2. The 3-dimensional fiber of claim 1 wherein said linear fiber has an inner core surrounded by an outer sheath.

3. The 3-dimensional fiber of claim 1 wherein said fiber is a helical coil.

4. The 3-dimensional fiber of claim 1 wherein said linear fiber is a synthetic fiber.

5. The 3-dimensional fiber of claim 1 wherein said retracted fiber can be elongated more than 100% of said retracted length.

6. The 3-dimensional fiber of claim 1 wherein said first and second components are physically connected by surface tension.

7. The 3-dimensional fiber of claim 1 wherein said first and second components are adhered to one another.

8. The 3-dimensional fiber of claim 1 wherein said first component is concentrically aligned with said second component.

9. The 3-dimensional fiber of claim 1 wherein said second component has a low elastic recovery.

10. A 3-dimensional fiber comprising:a) a first component capable of being stretched and having a recovery percentage R1; b) a second component capable of being stretched and having a recovery percentage R2, wherein the ratio R1/R2 is at least about 2, said first and second components being combined to form a linear fiber having an initial length that can be stretched at least 50%, and said stretched fiber having the ability to retract to a length of from about 5% to about 90% of said stretched length to form a 3-dimensional fiber that exhibits elongation properties of at least 250% in at least one direction from said retracted length before said fiber becomes linear.

11. The 3-dimensional fiber of claim 10 wherein said first component is polyester.

12. The 3-dimensional fiber of claim 10 wherein said first component is polylactic acid.

13. The 3-dimensional fiber of claim 10 wherein said second component is polyester.

14. The 3-dimensional fiber of claim 10 wherein said second component is polyether.

15. The 3-dimensional fiber of claim 10 wherein said second component is a polypropylene.

16. The 3-dimensional fiber of claim 10 wherein said stretched fiber acquires a non-linear configuration upon retraction.

17. A 3-dimensional fiber comprising:a) a first component capable of being stretched and having a recovery percentage R1, and said first component having a volume percent of about 30% to about 95%; and b) a second component capable of being stretched and having a recovery percentage R2, and a volume percent of about 5% to about 70%, wherein the ratio R1/R2 is at least about 2, said first and second components being combined to form a linear fiber having an initial length that can be stretched at least 50%, and said stretched fiber having the ability to retract to a length of from about 5% to about 90% of said stretched length to form a 3-dimensional fiber that exhibits elongation properties of at least 250% in at least one direction from said retracted length before said fiber becomes linear.

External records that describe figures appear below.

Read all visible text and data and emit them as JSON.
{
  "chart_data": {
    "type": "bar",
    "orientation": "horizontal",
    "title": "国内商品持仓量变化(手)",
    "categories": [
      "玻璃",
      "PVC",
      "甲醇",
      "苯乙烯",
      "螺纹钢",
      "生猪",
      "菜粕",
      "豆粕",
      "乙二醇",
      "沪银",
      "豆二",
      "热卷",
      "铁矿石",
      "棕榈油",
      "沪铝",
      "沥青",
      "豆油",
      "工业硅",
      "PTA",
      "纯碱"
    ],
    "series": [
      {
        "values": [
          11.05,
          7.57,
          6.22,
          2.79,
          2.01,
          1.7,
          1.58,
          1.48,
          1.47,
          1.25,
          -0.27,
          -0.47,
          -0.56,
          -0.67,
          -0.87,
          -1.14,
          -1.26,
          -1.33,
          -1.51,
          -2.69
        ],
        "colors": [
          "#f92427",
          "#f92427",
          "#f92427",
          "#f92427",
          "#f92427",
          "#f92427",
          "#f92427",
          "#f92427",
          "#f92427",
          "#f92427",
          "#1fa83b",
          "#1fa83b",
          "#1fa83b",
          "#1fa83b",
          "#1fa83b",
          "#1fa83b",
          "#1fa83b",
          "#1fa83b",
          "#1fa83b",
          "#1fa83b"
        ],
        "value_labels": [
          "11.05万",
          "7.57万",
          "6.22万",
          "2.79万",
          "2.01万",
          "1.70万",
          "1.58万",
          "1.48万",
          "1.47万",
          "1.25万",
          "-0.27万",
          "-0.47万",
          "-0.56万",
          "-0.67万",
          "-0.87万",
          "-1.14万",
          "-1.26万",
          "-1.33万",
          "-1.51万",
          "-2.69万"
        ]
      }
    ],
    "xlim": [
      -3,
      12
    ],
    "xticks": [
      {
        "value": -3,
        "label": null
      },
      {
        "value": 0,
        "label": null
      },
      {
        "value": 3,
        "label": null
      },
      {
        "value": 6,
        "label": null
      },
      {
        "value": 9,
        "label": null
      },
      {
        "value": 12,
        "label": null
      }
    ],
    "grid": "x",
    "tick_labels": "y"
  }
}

18. The 3-dimensional fiber of claim 17 wherein said linear fiber has a circular cross-sectional configuration.

19. The 3-dimensional fiber of claim 18 wherein said first component is concentrically aligned with said second component.

20. The 3-dimensional fiber of claim 17 wherein said linear fiber has a circular cross-sectional configuration and each of said first and second components form a portion of said cross-sectional configuration.

21. The 3-dimensional fiber of claim 17 wherein said retracted fiber has a non-linear configuration.

22. The 3-dimensional fiber of claim 21 wherein said retracted fiber has a helical-coil configuration extending along at least a portion of said length.

23. The 3-dimensional fiber of claim 17 wherein said first and second components are chemically bonded to one another.

24. The 3-dimensional fiber of claim 17 wherein said linear fiber has a bilobal cross-section.

25. The 3-dimensional fiber of claim 17 wherein said linear fiber has a trilobal cross-section.